[PATCH] mm: vmscan: fix dirty folios throttling on cgroup v1 for MGLRU

public inbox for linux-mm@kvack.org
 help / color / mirror / Atom feed

* [PATCH] mm: vmscan: fix dirty folios throttling on cgroup v1 for MGLRU
@ 2026-03-27 10:21 Baolin Wang
  2026-03-27 15:30 ` Andrew Morton
  2026-03-27 16:41 ` Johannes Weiner
  0 siblings, 2 replies; 5+ messages in thread
From: Baolin Wang @ 2026-03-27 10:21 UTC (permalink / raw)
  To: akpm, hannes
  Cc: david, mhocko, zhengqi.arch, shakeel.butt, axelrasmussen, yuanchu,
	weixugc, ljs, baohua, kasong, baolin.wang, linux-mm, linux-kernel

The balance_dirty_pages() won't do the dirty folios throttling on cgroupv1.
See commit 9badce000e2c ("cgroup, writeback: don't enable cgroup writeback
on traditional hierarchies").

Moreover, after commit 6b0dfabb3555 ("fs: Remove aops->writepage"), we no
longer attempt to write back filesystem folios through reclaim.

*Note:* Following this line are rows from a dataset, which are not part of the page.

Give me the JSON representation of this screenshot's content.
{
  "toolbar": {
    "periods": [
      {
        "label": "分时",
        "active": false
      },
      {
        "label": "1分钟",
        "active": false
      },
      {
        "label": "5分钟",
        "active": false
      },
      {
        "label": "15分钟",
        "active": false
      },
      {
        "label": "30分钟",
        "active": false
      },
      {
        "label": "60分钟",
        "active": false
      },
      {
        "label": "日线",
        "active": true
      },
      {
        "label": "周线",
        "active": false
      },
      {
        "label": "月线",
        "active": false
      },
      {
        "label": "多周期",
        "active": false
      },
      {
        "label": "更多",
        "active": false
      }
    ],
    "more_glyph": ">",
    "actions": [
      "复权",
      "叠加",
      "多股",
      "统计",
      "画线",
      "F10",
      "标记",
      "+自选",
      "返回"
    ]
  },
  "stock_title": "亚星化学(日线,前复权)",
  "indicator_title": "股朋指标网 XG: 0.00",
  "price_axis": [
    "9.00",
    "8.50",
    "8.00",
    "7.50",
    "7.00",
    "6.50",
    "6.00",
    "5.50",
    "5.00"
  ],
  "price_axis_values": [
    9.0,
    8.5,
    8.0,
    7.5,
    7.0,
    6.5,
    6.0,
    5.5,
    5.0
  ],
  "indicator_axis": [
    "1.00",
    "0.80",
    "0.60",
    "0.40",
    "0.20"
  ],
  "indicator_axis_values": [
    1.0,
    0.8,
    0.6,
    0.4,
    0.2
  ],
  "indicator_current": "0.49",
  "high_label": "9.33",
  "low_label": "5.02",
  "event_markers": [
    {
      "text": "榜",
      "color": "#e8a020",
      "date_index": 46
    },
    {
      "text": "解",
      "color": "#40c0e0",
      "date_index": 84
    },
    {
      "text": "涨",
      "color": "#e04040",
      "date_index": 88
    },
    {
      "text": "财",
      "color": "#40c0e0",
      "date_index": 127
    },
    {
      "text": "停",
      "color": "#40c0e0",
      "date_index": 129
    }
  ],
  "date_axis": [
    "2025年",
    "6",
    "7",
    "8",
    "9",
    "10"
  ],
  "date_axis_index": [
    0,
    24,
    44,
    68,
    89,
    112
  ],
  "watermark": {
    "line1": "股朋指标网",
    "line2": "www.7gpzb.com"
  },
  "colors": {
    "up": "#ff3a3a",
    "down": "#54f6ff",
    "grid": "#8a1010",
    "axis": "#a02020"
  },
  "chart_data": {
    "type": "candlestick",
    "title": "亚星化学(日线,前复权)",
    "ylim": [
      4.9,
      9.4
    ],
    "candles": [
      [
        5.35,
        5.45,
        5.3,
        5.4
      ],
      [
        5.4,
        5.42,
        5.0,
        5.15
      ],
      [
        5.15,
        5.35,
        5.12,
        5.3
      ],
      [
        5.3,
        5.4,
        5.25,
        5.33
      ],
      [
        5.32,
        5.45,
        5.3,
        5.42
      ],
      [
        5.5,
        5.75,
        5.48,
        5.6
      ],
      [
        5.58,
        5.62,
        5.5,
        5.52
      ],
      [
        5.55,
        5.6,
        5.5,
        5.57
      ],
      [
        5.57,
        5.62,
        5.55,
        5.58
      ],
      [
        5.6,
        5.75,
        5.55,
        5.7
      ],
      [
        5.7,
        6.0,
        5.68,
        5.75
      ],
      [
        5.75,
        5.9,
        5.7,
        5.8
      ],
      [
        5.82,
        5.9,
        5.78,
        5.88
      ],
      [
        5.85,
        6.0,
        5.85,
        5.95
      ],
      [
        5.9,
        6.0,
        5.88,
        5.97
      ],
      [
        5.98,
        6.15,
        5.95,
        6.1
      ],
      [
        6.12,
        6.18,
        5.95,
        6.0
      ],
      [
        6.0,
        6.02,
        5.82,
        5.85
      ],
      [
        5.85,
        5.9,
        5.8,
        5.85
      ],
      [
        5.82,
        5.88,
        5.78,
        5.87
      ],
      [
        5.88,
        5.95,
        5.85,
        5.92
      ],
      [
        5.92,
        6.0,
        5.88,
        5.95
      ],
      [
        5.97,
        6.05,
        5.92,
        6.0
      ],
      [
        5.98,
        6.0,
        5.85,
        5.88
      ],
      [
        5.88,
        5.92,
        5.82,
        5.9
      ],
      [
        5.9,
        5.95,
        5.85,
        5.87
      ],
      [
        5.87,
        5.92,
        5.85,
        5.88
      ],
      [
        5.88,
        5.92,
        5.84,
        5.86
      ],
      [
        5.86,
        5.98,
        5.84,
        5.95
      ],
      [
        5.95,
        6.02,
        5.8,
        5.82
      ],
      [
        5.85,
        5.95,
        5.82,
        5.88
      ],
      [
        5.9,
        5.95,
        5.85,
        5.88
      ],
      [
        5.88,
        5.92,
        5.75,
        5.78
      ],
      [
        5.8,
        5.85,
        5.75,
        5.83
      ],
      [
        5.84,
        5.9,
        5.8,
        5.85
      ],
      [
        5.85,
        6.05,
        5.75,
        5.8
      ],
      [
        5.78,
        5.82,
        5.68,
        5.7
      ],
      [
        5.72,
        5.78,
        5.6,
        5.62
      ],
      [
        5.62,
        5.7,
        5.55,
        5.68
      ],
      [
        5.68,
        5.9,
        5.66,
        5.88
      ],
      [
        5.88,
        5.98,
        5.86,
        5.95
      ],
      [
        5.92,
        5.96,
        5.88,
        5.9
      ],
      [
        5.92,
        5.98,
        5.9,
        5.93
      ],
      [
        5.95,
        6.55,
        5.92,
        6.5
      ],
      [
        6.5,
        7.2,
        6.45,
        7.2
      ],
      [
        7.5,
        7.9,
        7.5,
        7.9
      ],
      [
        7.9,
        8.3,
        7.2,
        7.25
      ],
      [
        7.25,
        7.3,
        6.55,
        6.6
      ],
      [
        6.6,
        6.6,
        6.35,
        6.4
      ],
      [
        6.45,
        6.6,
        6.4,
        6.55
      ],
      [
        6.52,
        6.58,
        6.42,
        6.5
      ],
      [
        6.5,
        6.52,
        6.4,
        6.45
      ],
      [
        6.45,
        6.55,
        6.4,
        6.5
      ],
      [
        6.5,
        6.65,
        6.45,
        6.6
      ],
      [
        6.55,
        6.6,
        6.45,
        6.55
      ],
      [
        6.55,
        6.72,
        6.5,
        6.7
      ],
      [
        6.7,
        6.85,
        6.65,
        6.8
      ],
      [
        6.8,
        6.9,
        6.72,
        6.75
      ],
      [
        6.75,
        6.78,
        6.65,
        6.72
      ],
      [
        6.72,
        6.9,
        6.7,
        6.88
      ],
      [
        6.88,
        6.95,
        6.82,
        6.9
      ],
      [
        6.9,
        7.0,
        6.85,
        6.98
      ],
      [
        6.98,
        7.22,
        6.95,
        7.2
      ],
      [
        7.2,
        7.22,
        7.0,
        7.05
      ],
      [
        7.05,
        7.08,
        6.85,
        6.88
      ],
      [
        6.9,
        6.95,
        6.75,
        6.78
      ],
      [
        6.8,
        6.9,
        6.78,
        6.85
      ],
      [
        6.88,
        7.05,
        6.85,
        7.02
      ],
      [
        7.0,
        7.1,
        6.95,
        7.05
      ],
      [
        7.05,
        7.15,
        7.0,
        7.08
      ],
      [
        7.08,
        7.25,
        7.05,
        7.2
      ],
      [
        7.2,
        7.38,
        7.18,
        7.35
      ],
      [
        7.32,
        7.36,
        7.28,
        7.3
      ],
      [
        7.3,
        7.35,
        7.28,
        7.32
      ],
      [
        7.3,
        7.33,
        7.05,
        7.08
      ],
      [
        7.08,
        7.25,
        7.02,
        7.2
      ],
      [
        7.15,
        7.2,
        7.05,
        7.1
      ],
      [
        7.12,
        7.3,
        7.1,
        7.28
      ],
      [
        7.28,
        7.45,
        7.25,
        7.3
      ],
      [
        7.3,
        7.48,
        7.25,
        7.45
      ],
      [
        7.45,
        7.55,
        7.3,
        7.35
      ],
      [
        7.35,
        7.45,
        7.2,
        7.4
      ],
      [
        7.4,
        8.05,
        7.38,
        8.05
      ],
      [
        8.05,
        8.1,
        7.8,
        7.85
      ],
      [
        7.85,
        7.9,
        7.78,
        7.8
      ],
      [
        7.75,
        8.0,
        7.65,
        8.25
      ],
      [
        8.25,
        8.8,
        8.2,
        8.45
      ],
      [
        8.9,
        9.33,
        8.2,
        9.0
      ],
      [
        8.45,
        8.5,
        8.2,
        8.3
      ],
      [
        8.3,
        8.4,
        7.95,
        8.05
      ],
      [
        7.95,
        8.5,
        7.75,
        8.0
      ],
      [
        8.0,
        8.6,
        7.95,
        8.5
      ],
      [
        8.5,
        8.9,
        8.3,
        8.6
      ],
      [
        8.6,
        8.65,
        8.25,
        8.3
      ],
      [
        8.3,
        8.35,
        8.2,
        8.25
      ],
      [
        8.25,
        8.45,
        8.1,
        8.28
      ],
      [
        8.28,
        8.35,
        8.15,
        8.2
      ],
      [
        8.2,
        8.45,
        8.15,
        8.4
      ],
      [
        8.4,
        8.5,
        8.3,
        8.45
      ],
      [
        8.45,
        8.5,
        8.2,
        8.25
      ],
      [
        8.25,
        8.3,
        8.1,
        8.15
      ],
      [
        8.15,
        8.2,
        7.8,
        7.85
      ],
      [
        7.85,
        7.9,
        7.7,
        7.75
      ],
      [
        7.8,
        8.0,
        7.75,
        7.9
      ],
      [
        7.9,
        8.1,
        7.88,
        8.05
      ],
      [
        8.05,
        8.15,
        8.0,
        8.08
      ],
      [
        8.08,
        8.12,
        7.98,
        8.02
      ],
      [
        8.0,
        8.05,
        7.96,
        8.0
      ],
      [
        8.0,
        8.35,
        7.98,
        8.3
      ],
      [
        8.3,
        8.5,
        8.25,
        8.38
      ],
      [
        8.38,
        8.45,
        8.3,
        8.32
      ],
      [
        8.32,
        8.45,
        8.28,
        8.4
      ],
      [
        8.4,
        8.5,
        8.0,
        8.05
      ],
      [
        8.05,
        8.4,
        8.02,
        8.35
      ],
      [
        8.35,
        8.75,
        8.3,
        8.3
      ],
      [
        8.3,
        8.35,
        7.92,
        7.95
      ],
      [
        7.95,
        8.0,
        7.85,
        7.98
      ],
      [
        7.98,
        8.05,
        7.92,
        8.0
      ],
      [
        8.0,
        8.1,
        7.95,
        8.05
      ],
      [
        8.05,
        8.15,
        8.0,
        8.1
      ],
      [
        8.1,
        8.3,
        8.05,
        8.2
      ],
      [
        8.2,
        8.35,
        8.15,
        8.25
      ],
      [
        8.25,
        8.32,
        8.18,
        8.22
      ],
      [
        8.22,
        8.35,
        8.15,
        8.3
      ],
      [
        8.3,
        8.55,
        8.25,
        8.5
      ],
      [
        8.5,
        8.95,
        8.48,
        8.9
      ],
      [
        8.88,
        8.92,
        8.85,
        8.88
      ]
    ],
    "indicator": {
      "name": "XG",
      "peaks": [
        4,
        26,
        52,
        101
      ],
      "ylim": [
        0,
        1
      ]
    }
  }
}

On large memory systems, the flusher may not be able to write back quickly
enough. Consequently, MGLRU will encounter many folios that are already
under writeback. Since we cannot reclaim these dirty folios, the system
may run out of memory and trigger the OOM killer.

Hence, for cgroup v1, let's throttle reclaim after waking up the flusher,
which is similar to commit 81a70c21d917 ("mm/cgroup/reclaim: fix dirty
pages throttling on cgroup v1"), to avoid unnecessary OOM.

The following test program can easily reproduce the OOM issue. With this patch
applied, the test passes successfully.

$mkdir /sys/fs/cgroup/memory/test
$echo 256M > /sys/fs/cgroup/memory/test/memory.limit_in_bytes
$echo $$ > /sys/fs/cgroup/memory/test/cgroup.procs
$dd if=/dev/zero of=/mnt/data.bin bs=1M count=800

Fixes: ac35a4902374 ("mm: multi-gen LRU: minimal implementation")
Reviewed-by: Barry Song <baohua@kernel.org>
Reviewed-by: Kairui Song <kasong@tencent.com>
Signed-off-by: Baolin Wang <baolin.wang@linux.alibaba.com>
---
Changes from RFC:
 - Add the Fixes tag.
 - Add reviewed tag from Barry and Kairui. Thanks.
---
 mm/vmscan.c | 17 ++++++++++++++++-
 1 file changed, 16 insertions(+), 1 deletion(-)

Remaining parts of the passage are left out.